Bedrohung durch neue Krisenherde hat Wirkung

Deutlicher sind die Veränderungen der Antworten auf die Frage, wie Deutschland am besten für seine Sicherheit sorgen könne. 2011 sagten 59 Prozent, dies könne am besten durch die Mitgliedschaft in der Nato geschehen, heute sind es 71 Prozent. Der Anteil derer, die auf eine stärkere gemeinsame Außen- und Sicherheitspolitik der EU setzen, ist in der gleichen Zeit von 63 auf 68 Prozent gestiegen, die Zahl derjenigen, die sich ausdrücklich auf enge Beziehungen zu den Vereinigten Staaten verlassen wollen, von 32 auf 38 Prozent. Angesichts der Bedrohung durch neue Krisenherde wird vielen anscheinend die Bedeutung des westlichen Verteidigungsbündnisses wieder stärker bewusst – und damit auch der Wert der Bindung an die Führungsmacht.

Man kann sogar darüber spekulieren, ob nicht manchem angesichts der Kriege und Verbrechen in der Ukraine und im Nahen Osten auch die Gemeinsamkeit der westlichen Werte wieder etwas deutlicher vor Augen tritt. Die Ergebnisse sind in dieser Hinsicht nicht eindeutig, doch scheint sich so manche Tendenz der vergangenen Jahre zur immer negativeren Einschätzung der amerikanischen Gesellschaft nicht fortgesetzt zu haben. So stimmen heute 42 Prozent der Aussage zu: „Die Vereinigten Staaten sind nach wie vor das Land der unbegrenzten Möglichkeiten, wo jeder Einzelne die Chance hat, sein Glück zu machen.“ Im Januar 2013 waren es nur 35 Prozent.

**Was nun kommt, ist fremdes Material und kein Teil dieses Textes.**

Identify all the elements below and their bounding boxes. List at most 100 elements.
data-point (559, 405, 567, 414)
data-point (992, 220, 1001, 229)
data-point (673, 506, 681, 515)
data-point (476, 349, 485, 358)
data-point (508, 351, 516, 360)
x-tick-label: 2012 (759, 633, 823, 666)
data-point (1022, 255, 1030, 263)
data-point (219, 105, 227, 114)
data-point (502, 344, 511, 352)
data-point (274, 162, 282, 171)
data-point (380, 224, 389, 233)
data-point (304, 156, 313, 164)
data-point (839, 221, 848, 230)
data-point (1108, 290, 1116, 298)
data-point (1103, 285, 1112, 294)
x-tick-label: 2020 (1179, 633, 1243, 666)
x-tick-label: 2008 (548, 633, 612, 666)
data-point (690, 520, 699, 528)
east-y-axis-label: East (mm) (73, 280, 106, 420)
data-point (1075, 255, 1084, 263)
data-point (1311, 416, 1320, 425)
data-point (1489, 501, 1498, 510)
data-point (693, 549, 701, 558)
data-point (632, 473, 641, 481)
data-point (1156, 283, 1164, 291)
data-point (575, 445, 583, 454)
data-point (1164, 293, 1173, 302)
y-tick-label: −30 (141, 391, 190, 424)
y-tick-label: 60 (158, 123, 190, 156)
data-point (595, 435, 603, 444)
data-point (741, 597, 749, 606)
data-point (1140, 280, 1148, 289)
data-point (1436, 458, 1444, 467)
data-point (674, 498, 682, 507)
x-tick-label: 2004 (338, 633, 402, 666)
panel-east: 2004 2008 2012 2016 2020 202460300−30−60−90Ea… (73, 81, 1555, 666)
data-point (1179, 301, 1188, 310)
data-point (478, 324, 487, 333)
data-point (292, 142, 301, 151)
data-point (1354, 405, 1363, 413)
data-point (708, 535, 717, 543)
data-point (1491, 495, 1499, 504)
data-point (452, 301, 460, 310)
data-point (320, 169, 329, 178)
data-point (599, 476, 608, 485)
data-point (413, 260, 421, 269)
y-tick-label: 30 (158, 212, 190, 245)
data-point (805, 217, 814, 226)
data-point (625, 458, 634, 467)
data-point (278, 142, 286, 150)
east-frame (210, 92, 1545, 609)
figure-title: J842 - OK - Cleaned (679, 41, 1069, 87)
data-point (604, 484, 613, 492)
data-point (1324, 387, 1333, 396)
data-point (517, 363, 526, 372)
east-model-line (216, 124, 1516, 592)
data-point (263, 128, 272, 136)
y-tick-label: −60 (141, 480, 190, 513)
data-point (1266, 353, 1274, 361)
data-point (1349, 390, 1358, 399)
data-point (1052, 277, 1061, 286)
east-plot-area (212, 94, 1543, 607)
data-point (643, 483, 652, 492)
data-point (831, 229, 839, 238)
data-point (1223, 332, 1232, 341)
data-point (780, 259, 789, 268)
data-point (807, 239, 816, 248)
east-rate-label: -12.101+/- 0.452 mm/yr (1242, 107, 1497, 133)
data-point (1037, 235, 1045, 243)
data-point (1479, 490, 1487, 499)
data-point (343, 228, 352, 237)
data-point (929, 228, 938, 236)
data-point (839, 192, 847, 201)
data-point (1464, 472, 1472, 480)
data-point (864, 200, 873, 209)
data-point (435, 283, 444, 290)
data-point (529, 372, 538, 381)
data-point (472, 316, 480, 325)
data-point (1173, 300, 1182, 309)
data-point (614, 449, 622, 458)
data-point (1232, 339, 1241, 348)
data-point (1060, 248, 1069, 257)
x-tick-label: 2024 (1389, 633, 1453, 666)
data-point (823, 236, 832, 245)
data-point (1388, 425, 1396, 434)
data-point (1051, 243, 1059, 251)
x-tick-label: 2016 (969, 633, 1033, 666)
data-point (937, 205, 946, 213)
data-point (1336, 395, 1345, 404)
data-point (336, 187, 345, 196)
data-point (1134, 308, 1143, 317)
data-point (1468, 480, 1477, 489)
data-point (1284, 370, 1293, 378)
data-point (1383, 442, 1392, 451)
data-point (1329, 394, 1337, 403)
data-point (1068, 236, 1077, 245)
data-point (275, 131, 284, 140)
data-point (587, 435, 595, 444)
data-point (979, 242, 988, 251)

So zieht also der Ärger über die NSA-Affäre die Deutschen in die eine, das Bedürfnis nach Sicherheit im westlichen Bündnis in die andere Richtung. Unter dem Strich hat sich das Amerikabild der Deutschen weder wesentlich verbessert noch verschlechtert, doch es ist illusionsloser geworden. Mehr denn je erscheinen die Vereinigten Staaten wie der große Bruder, über dessen Rüpelhaftigkeit man sich ärgert, auf den man sich aber doch verlässt, wenn die Nachbarsjungen drohend am Schulweg stehen.